Meadow Conner said the first Film Festival Day which supported Phoenix, Oregon was such a success that they decided to continue the model with Life in Synchro. The unified 39 film festivals represented 23 states, had a box office of $16,870 for one day and 437 joined in the Q&A. The combined email marketing was 333,000 emails combined and over half a million social media hits. Compared to taking that physically across the country one at a time, the impact is seen in an immediate way.
Emily Best agrees that “what filmmakers want is to be in control, to collaborate with folks who want to elevate them and their work, and to get their work in front of audiences who care about it. That’s all they’ve ever wanted.”
But as people grapple with the future of the industry and existence of their own role in it, some are taking the opportunity to try and keep things the way they were.
“Sadly, in the pandemic I think a lot of the organizations who rely on filmmakers’ work for their very existence are trying to scare filmmakers into thinking it’s more important than ever to follow the rules,” Best said. “Rules that didn’t serve the filmmakers best interests even in the best of times. I would like to see people in our industry stop highlighting all the problems and challenges and start experimenting with solutions.”
Best and Meadow Conner both said what is needed now is transparency of the results. What is working for virtual festivals and what is not? What is working for distributors willing to try the new models and what is not? What is working for filmmakers and what is not?
“Transparency and collaboration are the best weapons we have right now,” Best said.
Oberman says festivals that plan for as much information on how to transition for their audiences the better.
“If you don’t properly prepare it can be your death,” Oberman said. “Think like a lawyer.
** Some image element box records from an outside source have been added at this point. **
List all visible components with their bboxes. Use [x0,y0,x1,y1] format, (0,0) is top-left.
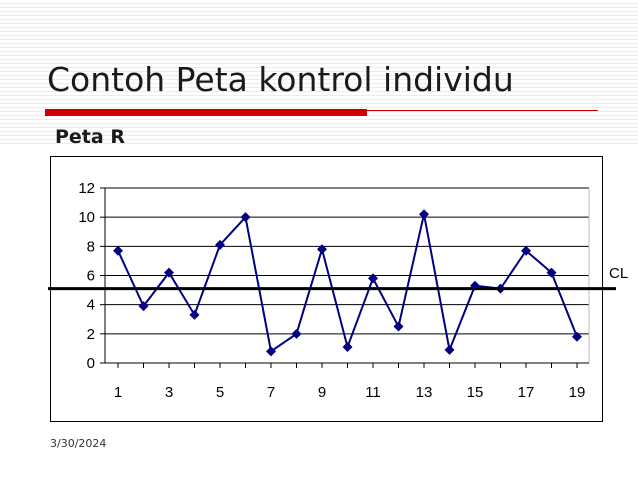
axes [100,187,590,368]
y-tick-labels: 0 2 4 6 8 10 12 [78,180,95,372]
x-tick-label: 13 [416,384,433,401]
x-tick-label: 9 [318,384,326,401]
data-point-marker [113,245,123,256]
data-point-marker [138,301,149,312]
data-point-marker [546,267,557,278]
gridlines [105,187,589,335]
data-point-marker [342,341,353,352]
cl-label: CL [609,265,628,282]
x-tick-label: 1 [114,384,122,401]
data-point-marker [572,331,582,342]
footer-date: 3/30/2024 [50,437,107,450]
data-point-marker [189,309,200,320]
data-point-marker [393,321,404,332]
y-tick-label: 10 [78,209,95,226]
data-point-marker [266,346,276,357]
x-tick-label: 11 [365,384,381,401]
data-point-marker [368,273,378,284]
title-accent-bar [45,109,367,116]
title-accent-line [367,110,598,111]
x-tick-labels: 1 3 5 7 9 11 13 15 17 19 [114,384,586,401]
y-tick-label: 4 [87,297,95,314]
y-tick-label: 8 [87,238,95,255]
background-stripes [0,0,638,145]
chart-heading: Peta R [55,126,125,148]
x-tick-label: 17 [518,384,535,401]
x-tick-label: 3 [165,384,173,401]
y-tick-label: 6 [87,268,95,285]
y-tick-label: 12 [78,180,95,197]
data-point-marker [419,209,429,220]
data-point-marker [444,344,455,355]
data-point-marker [317,244,327,255]
data-point-marker [240,212,251,223]
data-point-marker [521,245,531,256]
x-tick-label: 5 [216,384,224,401]
y-tick-label: 2 [87,326,95,343]
x-tick-label: 7 [267,384,275,401]
data-point-marker [215,239,225,250]
y-tick-label: 0 [87,355,95,372]
data-point-marker [164,267,174,278]
data-point-marker [291,328,302,339]
x-tick-label: 15 [467,384,484,401]
slide-title: Contoh Peta kontrol individu [47,60,514,99]
series-line [117,214,578,354]
reference-line-group: CL [48,265,628,291]
x-tick-label: 19 [569,384,586,401]
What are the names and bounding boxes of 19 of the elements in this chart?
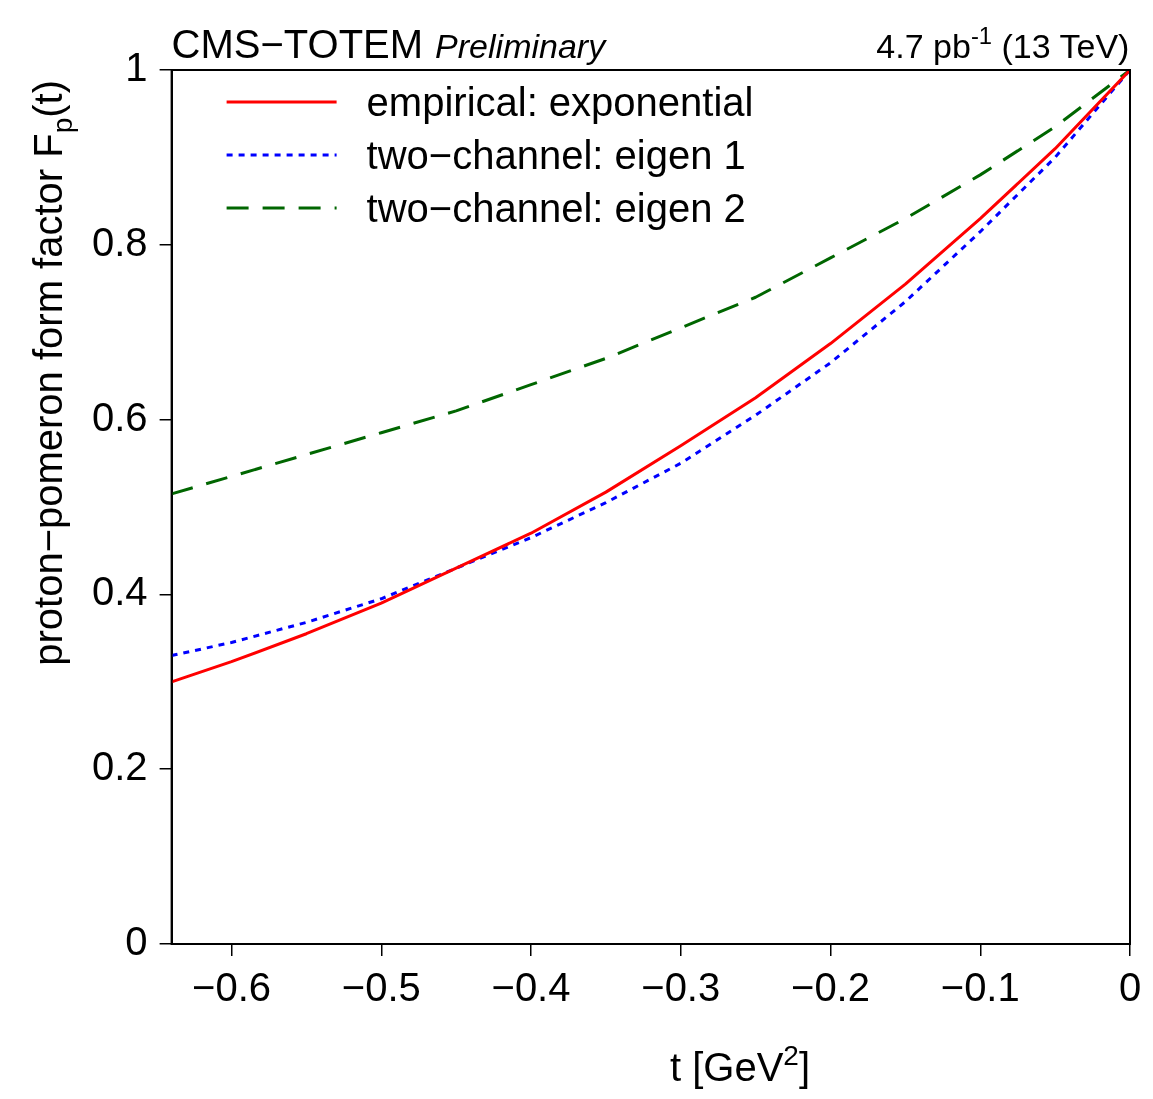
y-tick-label: 0	[125, 919, 148, 964]
x-tick-label: −0.3	[641, 965, 721, 1010]
x-tick-label: 0	[1118, 965, 1142, 1010]
x-tick-label: −0.2	[791, 965, 870, 1010]
x-tick-label: −0.5	[341, 965, 421, 1010]
y-tick-label: 0.2	[92, 744, 148, 789]
chart-subtitle: Preliminary	[435, 27, 608, 65]
x-tick-label: −0.4	[491, 965, 571, 1010]
y-tick-label: 1	[125, 45, 148, 90]
y-axis-title: proton−pomeron form factor Fp(t)	[26, 79, 78, 666]
x-tick-label: −0.1	[940, 965, 1020, 1010]
y-tick-label: 0.8	[92, 219, 148, 264]
legend-label: empirical: exponential	[366, 80, 754, 124]
y-tick-label: 0.6	[92, 394, 148, 439]
legend-label: two−channel: eigen 2	[366, 186, 746, 230]
x-tick-label: −0.6	[192, 965, 271, 1010]
y-tick-label: 0.4	[92, 569, 148, 614]
chart-title: CMS−TOTEM	[171, 22, 424, 66]
legend-label: two−channel: eigen 1	[366, 133, 746, 177]
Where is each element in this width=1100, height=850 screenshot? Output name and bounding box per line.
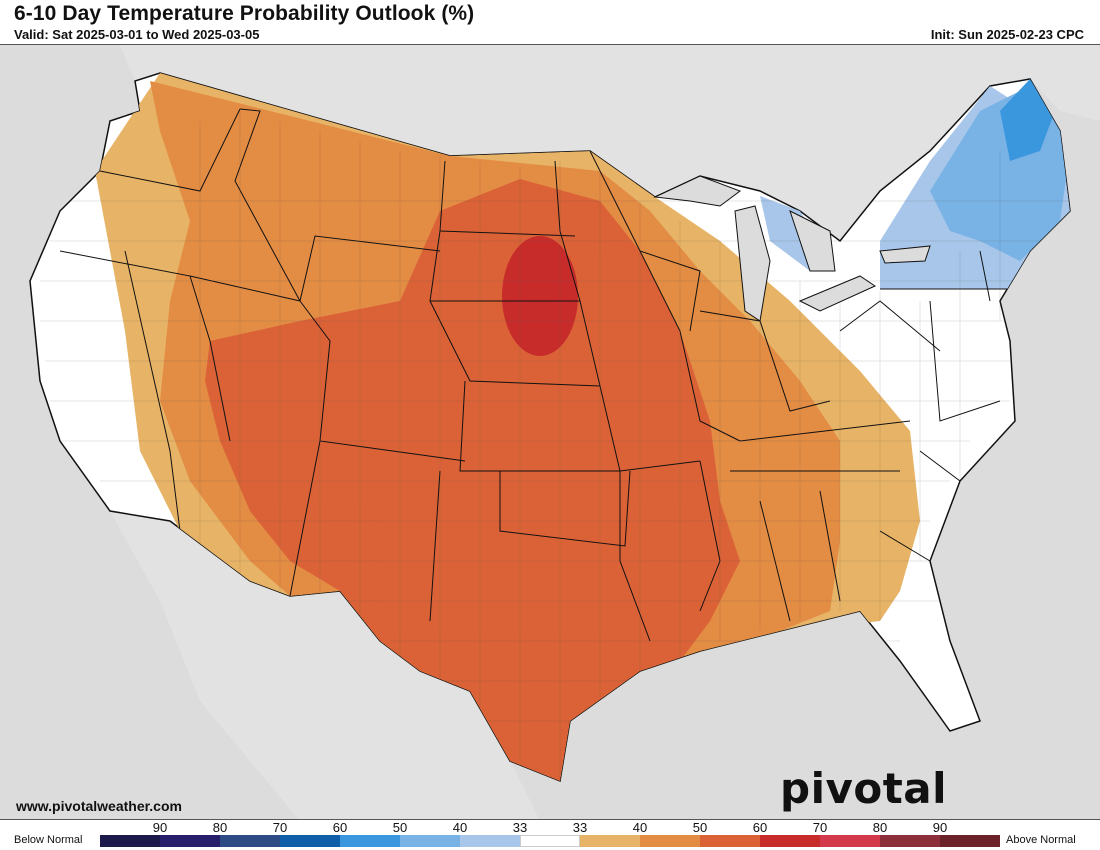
above-60-70-region [502,236,578,356]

What is every way this can go wrong and how can we avoid it.”
While the virtual landscape has seen the ability to reach out to new communities, it also is providing new accessible options.
“Not just for the disabled or elderly community, but for family engagement,” Oberman said. “This is a new way forward. Going back when digital began everyone tried to make it look like celluloid but they are different mediums with different pros and cons. Respect the difference and learn how to use the tools. Virtual festivals should never stand alone, even though this period is unique. But discovery and streaming really only work as an extension to your live events.”